# PF Pheasant Hunting Forecast



## nodakoutdoors.com (Feb 27, 2002)

*PF Pheasant Hunting Forecast*

Save for Iowa, where devastating weather negatively impacted the pheasant population, the remainder of the core pheasant powerhouses - the Dakotas, Kansas, Minnesota and Nebraska - will provide great opportunities for you to slide roosters into your vest this fall. The good news is easy to digest: South Dakota has its highest pheasant numbers in 45 years with over 2 million roosters harvested there last year; Kansas had its highest harvest since 1987 and numbers this year are expected to be higher; Minnesota had its highest harvest since 1964 in 2007 and looks to again have a strong pheasant population.
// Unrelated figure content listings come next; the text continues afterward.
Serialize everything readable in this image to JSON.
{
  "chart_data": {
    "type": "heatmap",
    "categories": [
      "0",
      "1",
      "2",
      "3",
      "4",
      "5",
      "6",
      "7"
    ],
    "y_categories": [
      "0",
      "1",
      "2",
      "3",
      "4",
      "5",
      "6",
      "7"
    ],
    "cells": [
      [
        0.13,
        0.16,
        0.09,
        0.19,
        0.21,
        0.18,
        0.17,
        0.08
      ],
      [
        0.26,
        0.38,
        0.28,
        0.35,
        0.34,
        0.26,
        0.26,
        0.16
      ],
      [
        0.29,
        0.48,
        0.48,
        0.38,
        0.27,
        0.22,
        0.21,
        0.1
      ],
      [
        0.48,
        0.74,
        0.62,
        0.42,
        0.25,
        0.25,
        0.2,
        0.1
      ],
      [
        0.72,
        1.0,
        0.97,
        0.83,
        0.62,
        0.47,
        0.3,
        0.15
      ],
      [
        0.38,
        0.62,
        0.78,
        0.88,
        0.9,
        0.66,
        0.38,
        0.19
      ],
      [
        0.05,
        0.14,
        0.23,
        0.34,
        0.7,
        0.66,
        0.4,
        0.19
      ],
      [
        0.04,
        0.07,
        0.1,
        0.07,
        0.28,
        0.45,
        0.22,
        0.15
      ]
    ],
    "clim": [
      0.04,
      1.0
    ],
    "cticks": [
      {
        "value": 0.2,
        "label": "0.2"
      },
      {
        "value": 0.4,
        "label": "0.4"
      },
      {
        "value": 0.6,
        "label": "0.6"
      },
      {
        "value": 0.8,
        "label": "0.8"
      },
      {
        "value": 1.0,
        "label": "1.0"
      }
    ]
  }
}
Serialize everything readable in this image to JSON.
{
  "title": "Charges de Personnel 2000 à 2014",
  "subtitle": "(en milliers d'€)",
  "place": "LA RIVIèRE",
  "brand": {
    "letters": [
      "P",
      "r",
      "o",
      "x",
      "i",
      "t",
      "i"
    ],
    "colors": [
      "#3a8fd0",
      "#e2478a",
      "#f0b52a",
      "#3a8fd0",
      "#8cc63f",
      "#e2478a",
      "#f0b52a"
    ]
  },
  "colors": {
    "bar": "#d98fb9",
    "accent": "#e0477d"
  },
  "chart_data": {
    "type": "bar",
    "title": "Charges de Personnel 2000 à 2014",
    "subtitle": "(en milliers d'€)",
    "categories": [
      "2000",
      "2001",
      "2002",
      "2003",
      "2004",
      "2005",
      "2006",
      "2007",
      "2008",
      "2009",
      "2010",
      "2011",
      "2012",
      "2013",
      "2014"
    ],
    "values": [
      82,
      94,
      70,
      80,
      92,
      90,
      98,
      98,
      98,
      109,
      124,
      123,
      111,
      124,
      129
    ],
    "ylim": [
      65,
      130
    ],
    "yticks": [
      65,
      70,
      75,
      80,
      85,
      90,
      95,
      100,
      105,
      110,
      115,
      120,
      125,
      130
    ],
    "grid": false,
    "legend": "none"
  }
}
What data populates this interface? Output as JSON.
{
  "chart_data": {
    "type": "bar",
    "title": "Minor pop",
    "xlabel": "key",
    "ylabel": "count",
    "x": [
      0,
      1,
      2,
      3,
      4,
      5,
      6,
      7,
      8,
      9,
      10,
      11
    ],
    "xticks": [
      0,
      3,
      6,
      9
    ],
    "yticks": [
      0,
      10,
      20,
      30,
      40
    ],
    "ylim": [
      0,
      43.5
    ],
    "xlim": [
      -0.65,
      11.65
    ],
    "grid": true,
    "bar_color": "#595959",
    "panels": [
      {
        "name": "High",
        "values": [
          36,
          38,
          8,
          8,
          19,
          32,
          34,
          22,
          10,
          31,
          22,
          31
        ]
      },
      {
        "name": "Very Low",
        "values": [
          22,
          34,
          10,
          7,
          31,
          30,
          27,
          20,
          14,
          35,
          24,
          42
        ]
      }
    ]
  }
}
The bad news doesn't go down so easy. Unfortunately, because of massive habitat losses, mostly from recently expired Conservation Reserve Program (CRP) contracts, the sun may be setting on "the modern good ol' days" of pheasant hunting. Over 800,000 CRP acres are already gone from the Dakotas, and millions more acres are set to expire across the pheasant range in the coming years. Given today's current agricultural climate, many expiring acres are expected to be lost to row crop conversion. Fortunately, CRP was reauthorized by the 2008 federal Farm Bill, and Pheasants Forever will continue working to establish a dynamic and economically competitive CRP going forward. The new continuous, state-specific CRP program - State Acres For wildlife Enhancement (SAFE) - and the early success of that program in states like South Dakota and Minnesota, indicates landowner support for CRP remains strong. Yes, 2008 may be the end of the recent run of spectacular phe asant numbers, but at Pheasants Forever, we're already working to create the next run of "good ol' days."


----------